In "Compositionality in Montague Grammar" (In "The Oxford Handbook of Compositionality"), Markus Kracht writes that "In a standard model (where we allow quantifying over all subsets) there is a biunique correspondence between the individuals of the domain and the set of all subsets of the domain containing that individual (such sets are also called principal ultrafilters)" (p.58).

1. Why is the qualification "where we allow quantifying over all subsets" necessary here? Is this to imply that correspondence he alludes holds only in a full model of second order logic?

2. If the bijection only holds in a full second order model why would that be the case? Why would it fail in first order logic?

3. What is the proof of the biunique correspondence the Kracht mentions (he provides no proof himself)?

Not having the book on hand, I suspect that he means that defining the map "Send $x$ to the set of all sets containing $x$" requires us to quantify over sets of sets. It's not that this bijection would fail to 'work' in too weak a logic, but that it would fail to exist.

Meanwhile, I think "biunique" is probably just a fancy word for "bijection," in which case the proof is immediate.

• Yes, they mean the same. I was wondering whether you could define the map as a schema: "send $x$ to $S$, if $x \in S$". Does that work? What do you mean exactly by saying that it might work but fail to exist? – user65526 Oct 26 '15 at 20:03
• No - you want to send $x$ to the set of all $S$ which contain $x$. – Noah Schweber Oct 26 '15 at 20:05

The map is supposed to send each individual to the set of all subsets of the domain containing that individual.
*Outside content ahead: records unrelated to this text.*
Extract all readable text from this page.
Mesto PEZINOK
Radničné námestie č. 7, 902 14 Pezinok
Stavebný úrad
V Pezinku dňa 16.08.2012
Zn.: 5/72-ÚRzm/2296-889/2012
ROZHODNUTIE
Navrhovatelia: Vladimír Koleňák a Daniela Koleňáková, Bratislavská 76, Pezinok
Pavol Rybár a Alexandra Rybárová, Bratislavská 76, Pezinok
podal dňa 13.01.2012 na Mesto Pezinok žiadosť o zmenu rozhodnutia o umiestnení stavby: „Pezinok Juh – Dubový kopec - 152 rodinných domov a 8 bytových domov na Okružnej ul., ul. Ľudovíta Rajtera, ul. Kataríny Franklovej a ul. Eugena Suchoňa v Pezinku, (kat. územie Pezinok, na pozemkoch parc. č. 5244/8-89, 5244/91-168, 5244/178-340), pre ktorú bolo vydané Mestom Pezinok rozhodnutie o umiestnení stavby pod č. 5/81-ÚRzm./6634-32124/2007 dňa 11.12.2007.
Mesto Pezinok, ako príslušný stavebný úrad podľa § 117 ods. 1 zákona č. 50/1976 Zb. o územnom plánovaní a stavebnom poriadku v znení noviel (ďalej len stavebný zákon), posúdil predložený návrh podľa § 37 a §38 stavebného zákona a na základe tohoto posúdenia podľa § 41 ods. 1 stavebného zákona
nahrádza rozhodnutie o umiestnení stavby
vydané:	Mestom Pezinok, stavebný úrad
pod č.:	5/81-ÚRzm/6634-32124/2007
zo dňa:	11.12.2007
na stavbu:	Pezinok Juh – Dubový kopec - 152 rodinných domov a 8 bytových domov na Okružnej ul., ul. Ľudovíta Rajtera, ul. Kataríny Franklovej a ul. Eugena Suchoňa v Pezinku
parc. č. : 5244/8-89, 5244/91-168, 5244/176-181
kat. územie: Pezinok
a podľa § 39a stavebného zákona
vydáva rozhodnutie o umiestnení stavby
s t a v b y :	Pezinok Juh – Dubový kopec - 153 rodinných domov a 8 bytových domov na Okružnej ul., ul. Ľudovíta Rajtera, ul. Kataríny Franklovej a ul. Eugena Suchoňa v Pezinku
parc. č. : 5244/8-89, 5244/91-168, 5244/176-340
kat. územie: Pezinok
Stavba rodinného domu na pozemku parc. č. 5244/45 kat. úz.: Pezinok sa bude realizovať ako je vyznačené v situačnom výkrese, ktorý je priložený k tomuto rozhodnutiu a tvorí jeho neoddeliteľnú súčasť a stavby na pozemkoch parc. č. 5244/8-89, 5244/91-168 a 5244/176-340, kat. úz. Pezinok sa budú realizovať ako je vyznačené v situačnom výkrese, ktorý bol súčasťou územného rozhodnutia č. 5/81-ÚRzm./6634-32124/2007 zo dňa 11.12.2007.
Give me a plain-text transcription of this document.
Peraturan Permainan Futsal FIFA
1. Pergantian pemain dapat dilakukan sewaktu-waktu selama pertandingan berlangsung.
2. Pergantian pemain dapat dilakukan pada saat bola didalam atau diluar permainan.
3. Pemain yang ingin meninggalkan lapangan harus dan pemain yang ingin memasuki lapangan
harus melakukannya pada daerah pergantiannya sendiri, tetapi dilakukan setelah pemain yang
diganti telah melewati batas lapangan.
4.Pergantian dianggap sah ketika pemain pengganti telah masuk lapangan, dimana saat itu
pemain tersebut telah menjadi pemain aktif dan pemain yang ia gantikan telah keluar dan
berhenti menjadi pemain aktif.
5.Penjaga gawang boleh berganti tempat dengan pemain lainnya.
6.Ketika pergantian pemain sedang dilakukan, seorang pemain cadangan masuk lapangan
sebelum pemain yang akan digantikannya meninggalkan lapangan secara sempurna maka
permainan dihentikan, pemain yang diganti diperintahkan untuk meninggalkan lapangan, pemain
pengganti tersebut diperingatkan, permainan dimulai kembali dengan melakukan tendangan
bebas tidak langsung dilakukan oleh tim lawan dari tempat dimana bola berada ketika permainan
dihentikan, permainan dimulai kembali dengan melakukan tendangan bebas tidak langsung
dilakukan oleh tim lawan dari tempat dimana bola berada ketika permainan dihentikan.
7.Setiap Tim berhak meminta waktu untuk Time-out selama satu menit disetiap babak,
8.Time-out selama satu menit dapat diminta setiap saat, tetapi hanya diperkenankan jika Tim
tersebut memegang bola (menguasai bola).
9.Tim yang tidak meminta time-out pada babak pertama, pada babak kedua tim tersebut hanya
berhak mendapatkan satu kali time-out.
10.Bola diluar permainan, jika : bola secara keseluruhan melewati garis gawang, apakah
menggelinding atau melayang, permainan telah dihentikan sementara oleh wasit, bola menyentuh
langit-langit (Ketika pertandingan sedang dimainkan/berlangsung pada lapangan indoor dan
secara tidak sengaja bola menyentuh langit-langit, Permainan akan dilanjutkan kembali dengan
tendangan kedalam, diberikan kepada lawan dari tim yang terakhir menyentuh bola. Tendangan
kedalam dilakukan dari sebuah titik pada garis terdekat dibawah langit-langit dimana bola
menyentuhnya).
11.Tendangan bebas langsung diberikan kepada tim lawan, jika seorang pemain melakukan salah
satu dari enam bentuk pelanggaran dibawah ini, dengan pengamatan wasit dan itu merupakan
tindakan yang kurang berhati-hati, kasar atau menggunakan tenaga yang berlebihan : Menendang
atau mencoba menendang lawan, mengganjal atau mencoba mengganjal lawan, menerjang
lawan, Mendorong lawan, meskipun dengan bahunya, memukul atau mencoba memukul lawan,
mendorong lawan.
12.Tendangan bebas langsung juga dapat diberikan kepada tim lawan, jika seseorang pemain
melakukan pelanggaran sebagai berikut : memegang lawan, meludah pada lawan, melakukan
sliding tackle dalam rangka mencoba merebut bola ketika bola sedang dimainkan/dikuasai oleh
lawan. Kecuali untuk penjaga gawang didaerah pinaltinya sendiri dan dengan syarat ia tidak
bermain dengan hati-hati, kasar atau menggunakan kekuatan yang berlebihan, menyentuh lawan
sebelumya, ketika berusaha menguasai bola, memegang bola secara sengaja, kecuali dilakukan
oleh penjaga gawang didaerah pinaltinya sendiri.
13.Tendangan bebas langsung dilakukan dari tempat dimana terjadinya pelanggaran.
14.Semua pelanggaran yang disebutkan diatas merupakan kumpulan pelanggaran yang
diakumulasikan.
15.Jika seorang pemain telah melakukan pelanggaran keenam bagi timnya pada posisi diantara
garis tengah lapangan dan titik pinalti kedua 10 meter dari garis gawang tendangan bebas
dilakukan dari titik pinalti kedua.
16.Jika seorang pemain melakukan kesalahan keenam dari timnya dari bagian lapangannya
Consider a Henkin model with individuals $a$ and $b$ and only one set $\{a,b\}$. Then both $a$ and $b$ would map to $\{\{a,b\}\}$, so the map would not give the desired correspondence in this case.

If we add a third individual, $c$, but no new sets, then $c$ would map to $\emptyset$ because no sets in the model contain $c$.

None of this is the desired behavior. In a standard (full) model, all subsets of the individuals are present, and in particular no two distinct individuals can map to the same family of sets, because for each individual $x$ the set $\{x\}$ would be in the model.